Margin Account
A margin account is a brokerage account in which the broker lends the investor a portion of the purchase price of securities, allowing the investor to buy more than they could with their own capital alone, using the securities in the account as collateral.
A margin account differs from a standard cash account in one fundamental respect: the brokerage firm extends credit to the account holder to finance securities purchases. The investor supplies a portion of the purchase price — the initial margin — and the broker lends the remainder, charging interest on the borrowed amount. The purchased securities serve as collateral for the loan.
In the United States, margin lending for securities purchases is governed by Federal Reserve Board Regulation T ('Reg T'), which currently requires investors to deposit at least 50 percent of the purchase price of marginable securities at the time of purchase. This means a qualifying investor can control $20,000 worth of stock by depositing $10,000 of their own funds. After the initial purchase, FINRA Rule 4210 imposes ongoing 'maintenance margin' requirements: the equity in the account (market value of securities minus the loan balance) must remain above a minimum threshold — generally 25 percent of the current market value of the margined securities, though most major brokers impose higher 'house' maintenance requirements.
Margin accounts enable investors to amplify their purchasing power and potential returns. However, leverage amplifies losses just as much as gains. If a $20,000 position funded with $10,000 of equity declines to $15,000, the investor's equity has fallen from $10,000 to $5,000 — a 50 percent loss on the investor's own capital from a 25 percent decline in the security's price.
Margin accounts are also required for short selling: because short sellers borrow and sell securities they do not own, the proceeds and any additional required collateral are held in a margin account. Options trading at certain strategy levels may also require margin account status.
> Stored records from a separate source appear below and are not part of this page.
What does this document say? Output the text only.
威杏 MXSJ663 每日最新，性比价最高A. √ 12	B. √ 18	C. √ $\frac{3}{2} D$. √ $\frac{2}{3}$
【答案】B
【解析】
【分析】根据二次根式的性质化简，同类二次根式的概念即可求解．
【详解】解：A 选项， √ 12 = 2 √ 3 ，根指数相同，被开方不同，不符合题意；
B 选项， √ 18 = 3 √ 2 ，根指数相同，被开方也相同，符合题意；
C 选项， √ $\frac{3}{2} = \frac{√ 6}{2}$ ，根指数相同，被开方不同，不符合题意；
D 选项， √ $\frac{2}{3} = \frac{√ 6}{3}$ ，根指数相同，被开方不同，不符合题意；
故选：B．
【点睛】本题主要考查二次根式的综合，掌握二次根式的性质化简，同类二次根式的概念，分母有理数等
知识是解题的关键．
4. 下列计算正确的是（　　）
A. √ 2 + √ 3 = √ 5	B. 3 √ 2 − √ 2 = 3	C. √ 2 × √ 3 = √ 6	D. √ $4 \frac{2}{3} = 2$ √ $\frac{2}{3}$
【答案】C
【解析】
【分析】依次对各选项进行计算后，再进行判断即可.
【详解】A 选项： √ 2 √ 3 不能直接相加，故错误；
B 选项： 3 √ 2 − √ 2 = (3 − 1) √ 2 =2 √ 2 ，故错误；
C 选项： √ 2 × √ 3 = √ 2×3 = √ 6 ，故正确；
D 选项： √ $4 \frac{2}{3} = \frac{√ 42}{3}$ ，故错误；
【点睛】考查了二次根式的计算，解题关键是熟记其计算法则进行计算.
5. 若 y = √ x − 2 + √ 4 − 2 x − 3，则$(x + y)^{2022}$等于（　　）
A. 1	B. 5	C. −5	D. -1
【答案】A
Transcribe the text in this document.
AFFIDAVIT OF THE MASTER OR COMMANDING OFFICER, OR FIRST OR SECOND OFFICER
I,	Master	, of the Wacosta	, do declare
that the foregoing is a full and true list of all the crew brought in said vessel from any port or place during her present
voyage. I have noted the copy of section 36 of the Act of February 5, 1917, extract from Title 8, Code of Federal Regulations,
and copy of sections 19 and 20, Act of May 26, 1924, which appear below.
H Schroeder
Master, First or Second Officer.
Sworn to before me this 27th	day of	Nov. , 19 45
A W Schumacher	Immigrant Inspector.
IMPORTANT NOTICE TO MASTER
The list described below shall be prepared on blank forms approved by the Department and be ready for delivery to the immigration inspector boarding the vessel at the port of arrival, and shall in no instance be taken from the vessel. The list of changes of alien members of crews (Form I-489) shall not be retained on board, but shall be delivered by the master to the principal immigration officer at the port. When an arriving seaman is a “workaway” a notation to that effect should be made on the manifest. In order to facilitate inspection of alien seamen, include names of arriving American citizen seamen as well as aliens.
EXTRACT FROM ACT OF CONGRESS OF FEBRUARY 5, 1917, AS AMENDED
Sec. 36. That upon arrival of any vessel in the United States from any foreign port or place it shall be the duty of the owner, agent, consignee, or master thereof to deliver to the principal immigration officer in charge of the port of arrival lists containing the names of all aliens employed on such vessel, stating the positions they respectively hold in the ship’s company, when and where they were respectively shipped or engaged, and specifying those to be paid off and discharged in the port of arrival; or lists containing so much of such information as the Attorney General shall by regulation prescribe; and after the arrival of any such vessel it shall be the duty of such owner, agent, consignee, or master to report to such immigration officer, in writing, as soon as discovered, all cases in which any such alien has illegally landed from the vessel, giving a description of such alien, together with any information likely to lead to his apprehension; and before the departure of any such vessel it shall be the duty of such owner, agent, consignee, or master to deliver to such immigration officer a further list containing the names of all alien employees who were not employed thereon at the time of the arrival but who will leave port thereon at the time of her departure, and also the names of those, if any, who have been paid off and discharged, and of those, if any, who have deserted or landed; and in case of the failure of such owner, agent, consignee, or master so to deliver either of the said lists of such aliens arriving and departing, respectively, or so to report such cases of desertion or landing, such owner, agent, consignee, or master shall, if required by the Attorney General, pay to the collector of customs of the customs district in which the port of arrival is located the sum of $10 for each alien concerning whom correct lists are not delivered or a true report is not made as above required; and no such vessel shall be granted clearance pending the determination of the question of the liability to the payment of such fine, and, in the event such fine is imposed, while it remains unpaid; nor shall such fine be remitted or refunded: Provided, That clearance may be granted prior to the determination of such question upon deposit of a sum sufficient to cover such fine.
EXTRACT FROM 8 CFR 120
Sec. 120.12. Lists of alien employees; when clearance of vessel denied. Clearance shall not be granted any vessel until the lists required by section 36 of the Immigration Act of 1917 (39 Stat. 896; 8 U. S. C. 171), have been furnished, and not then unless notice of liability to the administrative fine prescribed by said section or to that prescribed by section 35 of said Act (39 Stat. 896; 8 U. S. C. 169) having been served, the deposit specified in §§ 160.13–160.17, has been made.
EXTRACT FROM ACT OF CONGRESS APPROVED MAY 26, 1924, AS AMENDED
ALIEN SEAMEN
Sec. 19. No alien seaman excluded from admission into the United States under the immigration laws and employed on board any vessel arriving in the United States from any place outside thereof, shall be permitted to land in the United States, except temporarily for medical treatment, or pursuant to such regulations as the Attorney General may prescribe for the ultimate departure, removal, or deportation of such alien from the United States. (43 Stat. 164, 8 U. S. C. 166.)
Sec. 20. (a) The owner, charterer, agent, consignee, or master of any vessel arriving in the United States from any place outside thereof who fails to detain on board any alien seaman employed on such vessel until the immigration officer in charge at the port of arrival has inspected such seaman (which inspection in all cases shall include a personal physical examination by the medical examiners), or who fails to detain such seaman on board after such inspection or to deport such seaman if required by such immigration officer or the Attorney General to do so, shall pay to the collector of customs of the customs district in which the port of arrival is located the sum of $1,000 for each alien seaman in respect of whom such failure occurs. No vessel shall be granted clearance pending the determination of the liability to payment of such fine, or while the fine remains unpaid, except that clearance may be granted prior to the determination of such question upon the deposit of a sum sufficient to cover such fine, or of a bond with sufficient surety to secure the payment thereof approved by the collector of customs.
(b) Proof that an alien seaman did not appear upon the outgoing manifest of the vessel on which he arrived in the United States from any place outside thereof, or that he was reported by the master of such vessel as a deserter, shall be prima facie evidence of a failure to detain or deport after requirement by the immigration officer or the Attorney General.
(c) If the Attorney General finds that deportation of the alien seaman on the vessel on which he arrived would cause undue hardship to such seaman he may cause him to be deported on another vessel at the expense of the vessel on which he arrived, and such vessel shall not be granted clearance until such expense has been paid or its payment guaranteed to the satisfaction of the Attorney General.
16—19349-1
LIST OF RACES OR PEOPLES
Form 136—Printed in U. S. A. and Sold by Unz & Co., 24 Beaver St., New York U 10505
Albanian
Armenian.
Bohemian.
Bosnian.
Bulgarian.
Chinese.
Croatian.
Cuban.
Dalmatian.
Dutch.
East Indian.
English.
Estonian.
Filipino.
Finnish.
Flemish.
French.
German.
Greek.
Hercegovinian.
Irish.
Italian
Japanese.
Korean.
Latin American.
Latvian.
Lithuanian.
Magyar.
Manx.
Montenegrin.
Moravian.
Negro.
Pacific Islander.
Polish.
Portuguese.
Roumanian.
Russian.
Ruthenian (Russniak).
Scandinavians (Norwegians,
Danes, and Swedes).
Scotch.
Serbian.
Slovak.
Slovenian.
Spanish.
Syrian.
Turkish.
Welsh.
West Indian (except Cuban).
Interest on the margin loan accrues daily, though it is typically debited to the account monthly. Margin interest rates vary by broker and by the size of the loan balance, and are disclosed in the broker's margin agreement. Investors considering using margin should carefully read the margin agreement — required under FINRA rules — and understand the mechanics of margin calls, which occur when account equity falls below maintenance requirements.